Clinical characteristics of 81 cases with acquired immunodeficiency syndrome complicated with cryptococcal meningitis
10.3760/cma.j.issn.1000-6680.2019.11.004
- VernacularTitle: 艾滋病合并新型隐球菌性脑膜炎81例临床特征分析
- Author:
Aixin LI
1
;
Lilin WANG
;
Wen WANG
;
Tong ZHANG
;
Hao WU
;
Xiaojie HUANG
Author Information
1. Department of Infection Diseases, Beijing You′an Hospital, Capital Medical University, Beijing 100069, China
- Publication Type:Journal Article
- Keywords:
Acquired immunodeficiency syndrome;
Cryptococcus neoformans;
Meningitis, cryptococcal;
Clinical characteristics
- From:
Chinese Journal of Infectious Diseases
2019;37(11):656-660
- CountryChina
- Language:Chinese
-
Abstract:
Objective:To investigate the clinical features and prognosis factors of acquired immunodeficiency syndrome (AIDS) patients complicated with cryptococcal meningitis (CM).
Methods:Retrospective analyses were performed on clinical features, laboratory data, treatment status and related prognosis factors in 81 AIDS patients with CM admitted to the Department of Infectious Diseases, Beijing You′an Hospital, Capital Medical University from January 2010 to December 2017. The t test, rank sum test and χ2 test were employed to analyze the data.

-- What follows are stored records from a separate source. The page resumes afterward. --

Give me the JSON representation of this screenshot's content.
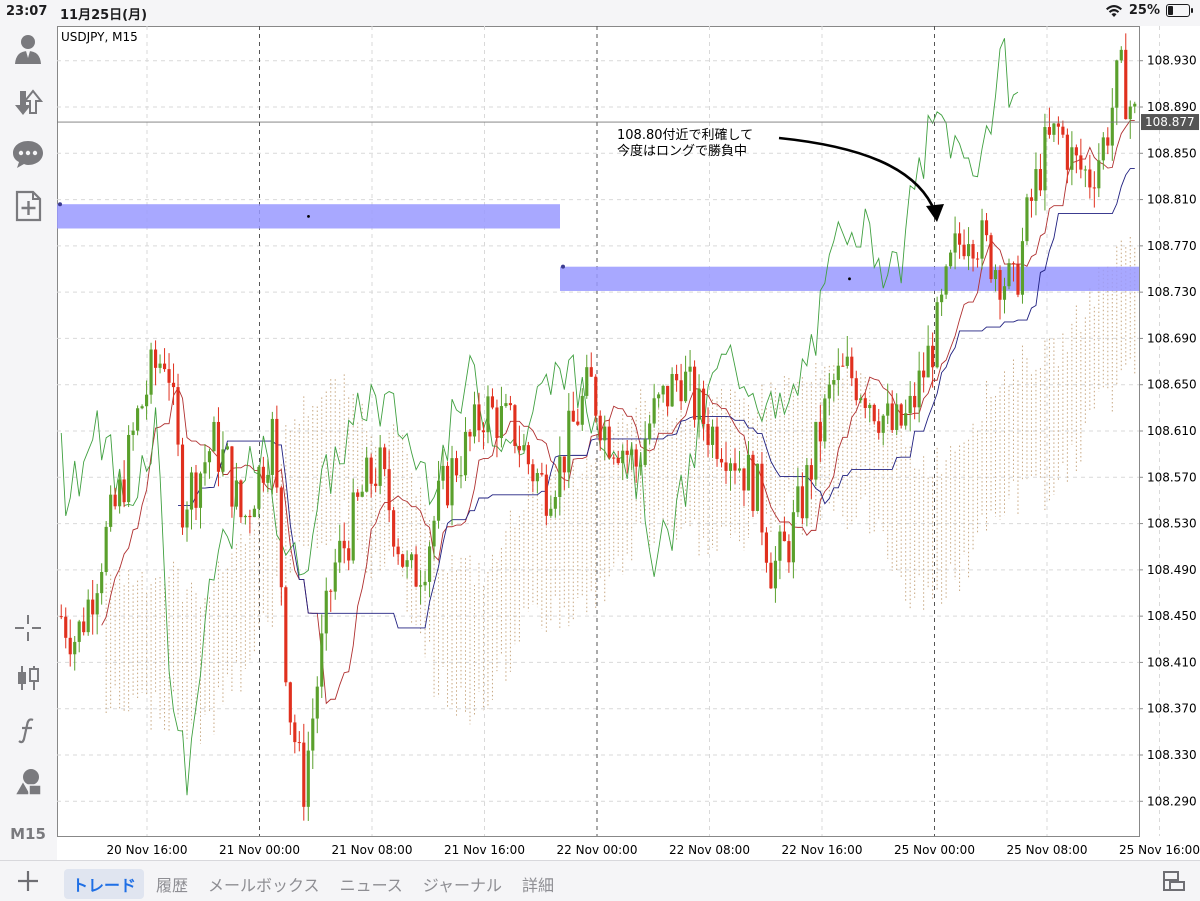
{
  "status_bar": {
    "time": "23:07",
    "date": "11月25日(月)",
    "battery": "25%",
    "battery_level": 0.25,
    "wifi_icon": "wifi-icon"
  },
  "toolbar": {
    "items": [
      {
        "name": "account-icon"
      },
      {
        "name": "trade-arrows-icon"
      },
      {
        "name": "chat-icon"
      },
      {
        "name": "new-order-icon"
      }
    ],
    "bottom_items": [
      {
        "name": "crosshair-icon"
      },
      {
        "name": "chart-type-icon"
      },
      {
        "name": "indicators-icon"
      },
      {
        "name": "objects-icon"
      }
    ],
    "timeframe": "M15"
  },
  "chart": {
    "symbol": "USDJPY, M15",
    "current_price": "108.877",
    "annotation_lines": [
      "108.80付近で利確して",
      "今度はロングで勝負中"
    ]
  },
  "chart_data": {
    "type": "candlestick",
    "symbol": "USDJPY",
    "timeframe": "M15",
    "y_ticks": [
      "108.930",
      "108.890",
      "108.850",
      "108.810",
      "108.770",
      "108.730",
      "108.690",
      "108.650",
      "108.610",
      "108.570",
      "108.530",
      "108.490",
      "108.450",
      "108.410",
      "108.370",
      "108.330",
      "108.290"
    ],
    "ylim": [
      108.26,
      108.96
    ],
    "x_ticks": [
      "20 Nov 16:00",
      "21 Nov 00:00",
      "21 Nov 08:00",
      "21 Nov 16:00",
      "22 Nov 00:00",
      "22 Nov 08:00",
      "22 Nov 16:00",
      "25 Nov 00:00",
      "25 Nov 08:00",
      "25 Nov 16:00"
    ],
    "current_price": 108.877,
    "bull_color": "#5aa02c",
    "bear_color": "#e0301e",
    "zones": [
      {
        "x_from": "20 Nov 09:00",
        "x_to": "21 Nov 23:30",
        "y_low": 108.785,
        "y_high": 108.806,
        "color": "#9999ff"
      },
      {
        "x_from": "21 Nov 23:30",
        "x_to": "25 Nov 16:00",
        "y_low": 108.731,
        "y_high": 108.752,
        "color": "#9999ff"
      }
    ],
    "series": [
      {
        "name": "close",
        "values": [
          108.45,
          108.43,
          108.47,
          108.52,
          108.56,
          108.62,
          108.66,
          108.68,
          108.55,
          108.57,
          108.6,
          108.58,
          108.53,
          108.57,
          108.61,
          108.38,
          108.3,
          108.4,
          108.49,
          108.52,
          108.56,
          108.58,
          108.53,
          108.48,
          108.5,
          108.55,
          108.58,
          108.6,
          108.63,
          108.62,
          108.61,
          108.58,
          108.56,
          108.58,
          108.62,
          108.65,
          108.61,
          108.6,
          108.58,
          108.62,
          108.64,
          108.66,
          108.63,
          108.61,
          108.6,
          108.58,
          108.56,
          108.49,
          108.51,
          108.55,
          108.6,
          108.65,
          108.66,
          108.65,
          108.63,
          108.61,
          108.62,
          108.66,
          108.7,
          108.76,
          108.79,
          108.77,
          108.75,
          108.73,
          108.8,
          108.85,
          108.87,
          108.84,
          108.83,
          108.86,
          108.92,
          108.88
        ]
      }
    ]
  },
  "bottom_tabs": [
    {
      "label": "トレード",
      "active": true
    },
    {
      "label": "履歴",
      "active": false
    },
    {
      "label": "メールボックス",
      "active": false
    },
    {
      "label": "ニュース",
      "active": false
    },
    {
      "label": "ジャーナル",
      "active": false
    },
    {
      "label": "詳細",
      "active": false
    }
  ],
  "colors": {
    "accent": "#1f6fe5",
    "bull": "#5aa02c",
    "bear": "#e0301e",
    "zone": "#9999ff",
    "kumo": "#c8a882"
  }
}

Results:Of the 81 AIDS patients with CM, 71 cases were infected with human immunodeficiency virus (HIV) by sexual transmission (87.7%). The most common clinical symptoms were fever in 60 (74.1%), headache in 72 (88.9%), and nausea and vomiting in 56 (69.1%). Cerebrospinal fluid (CSF) examination results show that 60 cases (74.1%) had elevated opening pressure, the white blood cell count was 17.0 (6.0, 44.5)×106/L, monocyte count was 9.0 (3.0, 29.5)×106/L, the level of chloride was (117.26±5.61) mmol/L, of glucose was 2.89 (2.05, 3.41) mmol/L, of protein was 0.32 (0.21, 0.65) g/L, ink staining positive rate was 84.0% (68/81), fungal culture positive rate was 59.3% (48/81). The positive rate of serum cryptococcal antigen was 96.3% (78/81), and CSF cryptococcal antigen positive rate was 93.8% (76/81). The clinical efficacies were not significant different among different treatment regimens (χ2=1.479, P=0.533). After treatment, 60 patients survived and 21 died, with an overall mortality rate of 25.9%. Univariate analysis showed that consciousness disorder and CSF opening pressure were significantly higher in the death group than those in the survival group (χ2=22.365, t=0.317, respectively, both P<0.05), while serum albumin (Alb) and CD4+ T lymphocyte counts were significantly lower in the death group than those in the survival group (t=7.975, Z=-3.073, respectively, both P<0.05). Multivariate logistic regression analysis showed that consciousness disorder and Alb were independent factors influencing the clinical outcome of AIDS patients with CM. Consciousness disorder was related with poor outcome (odd ratio (OR)=26.704, P=0.011, 95% confidence interval (CI) 2.115-337.247), and higher Alb was related with good outcome (OR=0.671, P=0.005, 95%CI 0.507-0.888). The area under the receiver operating characteristic curve of serum Alb for predicting poor outcomes of AIDS patients with CM was 0.932 (95% CI 0.859-0.998, P<0.01). By using 31.7 g/L as cut-off value, the sensitivity was 95% and the specificity was 81% for predicting poor outcome.
Conclusions:AIDS complicated with CM has a high mortality rate, and its clinical features are lack of specificity. Consciousness disorder and Alb are independent prognosis factors.